While eight Nicaraguan workers have returned to Washington University in the past week to work for Top Care, Inc., the rearrival of the remaining 28 workers now looks extremely doubtful.
Although most believed they would be coming back to St. Louis, Top Care did not contact these remaining workers when the company met with select employees in Nicaragua’s capital city of Managua last week.
Top Care, the landscaping company contracted by the University, contacted the eight workers for a meeting regarding their return to St. Louis and their future employment. The rest of the deported workers, who had been employed under the University’s former landscaping contract with G&G Building Services, received no contact from Top Care about this meeting.
On Tuesday, the Student Worker Alliance (SWA) delivered a letter to Chancellor Mark Wrighton stating that they “would like the University to act honorably as an employer and do everything in its power to bring the Nicaraguans back.”
The administration has frequently stated that the contractors, not the University, are responsible for the hiring practices. The letter from the SWA claimed that “the University was directly responsible for bringing these workers to St. Louis in the first place…the University employed these workers as its own employees, despite there being contractors in between.”
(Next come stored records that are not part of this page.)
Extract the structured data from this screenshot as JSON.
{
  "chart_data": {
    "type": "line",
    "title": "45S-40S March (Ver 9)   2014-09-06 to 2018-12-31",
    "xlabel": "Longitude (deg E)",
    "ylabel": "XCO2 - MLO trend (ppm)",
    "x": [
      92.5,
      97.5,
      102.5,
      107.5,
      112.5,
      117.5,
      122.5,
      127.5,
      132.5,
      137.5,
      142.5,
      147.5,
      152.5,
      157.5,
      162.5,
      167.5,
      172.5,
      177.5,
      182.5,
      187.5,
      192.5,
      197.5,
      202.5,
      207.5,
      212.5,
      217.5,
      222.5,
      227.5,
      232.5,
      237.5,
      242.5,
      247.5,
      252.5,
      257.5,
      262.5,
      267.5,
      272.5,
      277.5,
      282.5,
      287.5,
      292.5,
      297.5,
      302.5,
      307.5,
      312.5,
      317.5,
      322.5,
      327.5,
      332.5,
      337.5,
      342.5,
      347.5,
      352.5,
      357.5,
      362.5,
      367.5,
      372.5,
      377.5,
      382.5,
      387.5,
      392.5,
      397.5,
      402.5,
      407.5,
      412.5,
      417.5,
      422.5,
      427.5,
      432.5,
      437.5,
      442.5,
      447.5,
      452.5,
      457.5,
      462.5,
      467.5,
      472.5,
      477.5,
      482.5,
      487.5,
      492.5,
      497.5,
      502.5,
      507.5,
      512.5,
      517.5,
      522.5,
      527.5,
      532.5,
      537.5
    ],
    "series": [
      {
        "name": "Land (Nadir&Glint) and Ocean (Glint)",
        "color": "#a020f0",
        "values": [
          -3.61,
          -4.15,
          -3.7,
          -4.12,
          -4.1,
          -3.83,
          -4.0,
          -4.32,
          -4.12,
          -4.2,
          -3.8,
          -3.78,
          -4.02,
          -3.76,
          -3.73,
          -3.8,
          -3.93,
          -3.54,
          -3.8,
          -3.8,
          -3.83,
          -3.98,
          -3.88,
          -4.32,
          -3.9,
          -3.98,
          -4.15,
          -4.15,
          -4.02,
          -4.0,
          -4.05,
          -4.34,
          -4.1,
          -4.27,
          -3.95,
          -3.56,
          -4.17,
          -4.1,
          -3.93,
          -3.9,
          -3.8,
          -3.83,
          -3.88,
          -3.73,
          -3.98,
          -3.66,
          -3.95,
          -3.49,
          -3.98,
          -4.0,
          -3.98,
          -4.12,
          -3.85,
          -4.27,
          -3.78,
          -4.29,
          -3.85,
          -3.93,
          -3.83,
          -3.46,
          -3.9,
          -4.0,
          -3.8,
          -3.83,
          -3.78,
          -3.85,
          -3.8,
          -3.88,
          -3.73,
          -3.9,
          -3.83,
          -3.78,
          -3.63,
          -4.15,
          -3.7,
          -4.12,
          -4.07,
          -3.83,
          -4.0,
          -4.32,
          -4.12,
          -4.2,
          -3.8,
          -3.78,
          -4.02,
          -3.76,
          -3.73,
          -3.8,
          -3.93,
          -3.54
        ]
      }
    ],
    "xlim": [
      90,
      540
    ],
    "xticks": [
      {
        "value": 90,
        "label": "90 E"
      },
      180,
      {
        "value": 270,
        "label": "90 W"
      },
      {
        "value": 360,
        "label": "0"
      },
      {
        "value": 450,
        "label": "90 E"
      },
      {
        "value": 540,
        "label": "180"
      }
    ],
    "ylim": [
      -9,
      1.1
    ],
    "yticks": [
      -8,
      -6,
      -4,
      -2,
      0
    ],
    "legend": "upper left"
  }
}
In their written statement to the Chancellor, the SWA also included a letter from University Manager of Maintenance Operations William Wiley in which Wiley claimed responsibility for part of the University’s relationship with the workers.
In the letter, dated May 31, 2002, Wiley wrote that “officially members of this group will be employees of a contractor of the University called Spann or Encompass, but I am going to have much control over the use of the workers.”
Wiley declined to comment on the situation, stating that he did not have the authority to at the time.
In a letter of response to the SWA’s statement, Associate Vice Chancellor of Facilities Ralph Thaman wrote that the University has kept its promise to assist the displaced workers.
“At the time the workers departed in November 2003…the University agreed to assist the workers who were returning to Nicaragua in obtaining an interview with Top Care so that they could be considered for subsequent employment,” wrote Thaman, adding that the University did arrange for these interviews and that each worker hoping for an interview with Top Care received one.
According to Thaman’s letter, “the University acted in good faith during the interview process…However, the University did not and could not guarantee that Top Care would ultimately hire the Nicaraguan workers, and the University clearly made that point to the workers at the time.”
The SWA’s letter to the Chancellor also demanded a refund of the $275 that workers paid to hold their lease on apartments in St. Louis. According to the SWA, “all 36 workers signed an agreement that relieved them from any and all debts in St. Louis. However, after boarding the plane Mr. William Wiley, maintenance manager for Washington University, collected $275 dollars from every worker-allegedly to pay their apartment leases. The workers were told they were paying this money to have their apartments reserved when they returned.”
In his letter to the SWA, Thaman stated that this sum would be fully refunded.
“The University will arrange to reimburse each worker for the full amount previously collected, plus interest,” he wrote.
While $275 may not seem extremely valuable in the United States, based on the minimum wage in Nicaragua-as reported by La Prensa, the nation’s national newspaper-that amount could support a family for nine months. One worker remaining in Nicaragua, who wished to remain anonymous, expressed the importance of that sum of money.
“The salaries here are very meager,” said the worker. “We’re trying to find out what to do and how to get by. We barely make enough to eat and having been living with the hope to return. Hope is the last thing to lose. But by now all the papers that were signed and commitments that were made have been broken. I believed in the word they gave; they seemed confident. They told us a date, but then moved the date. Now we know the original Top Care workers are back and we are here with nothing. We feel they lied to us and made us a false promise.”
Thaman’s statement expressed that “the University regrets that Top Care has not yet hired these Nicaraguan workers to return to the United States,” adding that workers have already been compensated by the University for lost time and travel expenses.